Puberty is the time in your child’s life when they transition from a child to an adult. Special hormones are produced and released that trigger the signs of puberty. Girls between the age of 9 and 11 years usually develop certain physical changes in their bodies over time.
These include a slight increase in the breast size and appearance of body hair in the armpits and private parts. These changes usually start about two years before the first period. Also, there may be increased vaginal discharge just before the first period. Sometimes, crampy pains occur before the bleeding appears.
Girls in the age group of 8-9 years often have questions when they see an ad on TV about sanitary pads.
It would be prudent to tell her about the changes that the body undergoes in terms of breast development, hair growth, increase in height, change in the body shape and emotional changes etc.
Regarding the first period, it would be important to tell her to expect some bloody discharge on her panties or in the toilet and reassure her and say it is a normal phenomenon of growing up and is an important event in her development into a mature woman. Showing her pictures of the uterus and ovaries (in her biology textbook) would help her understand better.
The uterus is the organ in the lower abdomen which has a lining that develops due to hormonal changes occurring during this age.
When there is a certain change in the levels of these hormones, the lining is shed as a period. There may be pain associated with this as the muscle in the uterus contracts and also the small arteries in the uterine muscle get squeezed. This usually happens during the flow. However, if there is only pain and no external bleeding every month, this would need to be evaluated by a gynaecologist to look for any obstruction to the flow.
There are chances that their cycles may be very irregular since the first period. Hormone signalling from the brain to the ovaries and the uterus takes some time to mature. Hence the cycles during the first two years following the first period (menarche) may be irregular.
They usually normalise to a regular cycle lasting anywhere between 21-35 days over time. However, on average, girls gain a lot of weight during this time or develop excessive facial hair and pimples which may need to be evaluated by a gynaecologist. There are often some adolescents who may not have periods for three months and then bleed continuously for 10 days. This can happen during puberty when the hypothalamic-pituitary-ovarian (HPO) axis is still immature. The bleeding that happens after a long gap can be heavy and associated with clots that can make her anaemic. If the flow is very heavy or prolonged, it would be ideal to evaluate her to look for any anaemia and treat her for the heaviness with simple medications.

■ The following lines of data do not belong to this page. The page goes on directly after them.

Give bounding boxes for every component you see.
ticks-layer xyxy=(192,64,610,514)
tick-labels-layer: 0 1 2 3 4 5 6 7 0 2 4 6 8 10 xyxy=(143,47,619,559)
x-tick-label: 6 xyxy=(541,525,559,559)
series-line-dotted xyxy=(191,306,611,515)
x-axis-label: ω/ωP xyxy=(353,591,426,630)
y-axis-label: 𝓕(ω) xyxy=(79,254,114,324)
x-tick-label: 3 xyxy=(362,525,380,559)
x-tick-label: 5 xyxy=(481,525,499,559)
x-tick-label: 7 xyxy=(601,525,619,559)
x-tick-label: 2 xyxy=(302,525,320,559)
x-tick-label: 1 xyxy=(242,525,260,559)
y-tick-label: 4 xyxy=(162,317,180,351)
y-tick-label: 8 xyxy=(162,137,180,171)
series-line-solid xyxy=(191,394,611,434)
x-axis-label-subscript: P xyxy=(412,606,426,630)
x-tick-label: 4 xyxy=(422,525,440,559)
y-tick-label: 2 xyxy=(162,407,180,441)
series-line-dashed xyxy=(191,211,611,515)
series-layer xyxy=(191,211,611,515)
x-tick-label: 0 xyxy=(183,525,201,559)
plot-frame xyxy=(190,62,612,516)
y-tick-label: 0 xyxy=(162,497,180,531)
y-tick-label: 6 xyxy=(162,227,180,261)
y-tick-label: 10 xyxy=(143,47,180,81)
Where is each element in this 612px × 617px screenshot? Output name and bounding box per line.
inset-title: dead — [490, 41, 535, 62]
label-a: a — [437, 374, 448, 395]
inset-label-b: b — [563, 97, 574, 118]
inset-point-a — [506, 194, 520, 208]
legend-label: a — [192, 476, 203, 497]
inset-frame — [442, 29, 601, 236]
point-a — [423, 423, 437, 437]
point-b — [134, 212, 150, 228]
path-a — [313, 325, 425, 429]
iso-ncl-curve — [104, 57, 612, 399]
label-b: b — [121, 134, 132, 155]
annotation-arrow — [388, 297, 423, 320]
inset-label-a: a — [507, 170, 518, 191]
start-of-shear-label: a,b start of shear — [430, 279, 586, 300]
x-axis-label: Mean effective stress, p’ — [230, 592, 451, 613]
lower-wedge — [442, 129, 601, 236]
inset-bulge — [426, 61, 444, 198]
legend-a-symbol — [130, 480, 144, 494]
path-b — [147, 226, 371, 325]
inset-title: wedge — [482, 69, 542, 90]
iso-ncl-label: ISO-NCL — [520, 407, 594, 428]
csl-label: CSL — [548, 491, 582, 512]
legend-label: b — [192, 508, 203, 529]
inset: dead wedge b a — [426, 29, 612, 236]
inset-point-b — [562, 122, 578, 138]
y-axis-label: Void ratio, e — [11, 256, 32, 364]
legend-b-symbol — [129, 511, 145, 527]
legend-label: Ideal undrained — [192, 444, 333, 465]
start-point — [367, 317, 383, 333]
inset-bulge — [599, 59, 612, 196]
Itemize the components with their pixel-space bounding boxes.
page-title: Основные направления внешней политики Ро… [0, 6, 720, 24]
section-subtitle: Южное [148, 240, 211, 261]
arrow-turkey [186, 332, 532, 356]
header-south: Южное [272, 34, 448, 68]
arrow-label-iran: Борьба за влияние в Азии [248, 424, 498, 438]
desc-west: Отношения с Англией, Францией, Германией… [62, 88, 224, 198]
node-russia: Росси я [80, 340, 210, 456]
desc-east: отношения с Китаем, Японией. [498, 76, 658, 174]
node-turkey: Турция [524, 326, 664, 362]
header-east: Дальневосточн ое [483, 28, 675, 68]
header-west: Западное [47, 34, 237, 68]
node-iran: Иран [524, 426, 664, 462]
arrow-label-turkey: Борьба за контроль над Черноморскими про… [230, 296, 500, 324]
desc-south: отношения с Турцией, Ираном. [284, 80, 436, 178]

Sometimes the flow may be very heavy with big clots and your child may feel very tired.
If the flow is associated with clots, it usually is heavy. In general, the entire menstrual flow is about 20-50 ml. If it exceeds 80 ml, it is said to be heavy. Since menstrual blood flow cannot be measured, a rough guide would be to look for soaking a large pad completely every two hours or; passing clots; flooding in the toilet; staining bed linen; feeling tired or having palpitations (hearing one’s own heartbeat). If this is the case, it would be prudent to check for any underlying causes of heavy bleeding such as bleeding or coagulation disorders, thyroid problems, anaemia (low Hb) etc. An evaluation by a gynaecologist is essential and treatment in the form of simple medications such as tranexamic acid, mefenamic acid or even a short course of hormones may be considered. Is there a need for a special diet? Eating at regular intervals, drinking plenty of water, avoiding sugary and fizzy drinks, avoiding HFSSS foods (high fat, sugar, salt, spice), eating plenty of greens and citrus fruits, taking an iron-rich diet (dry fruits, greens, millets etc) works best during this period.
(The author is a senior consultant obstetrician & gynaecologist.)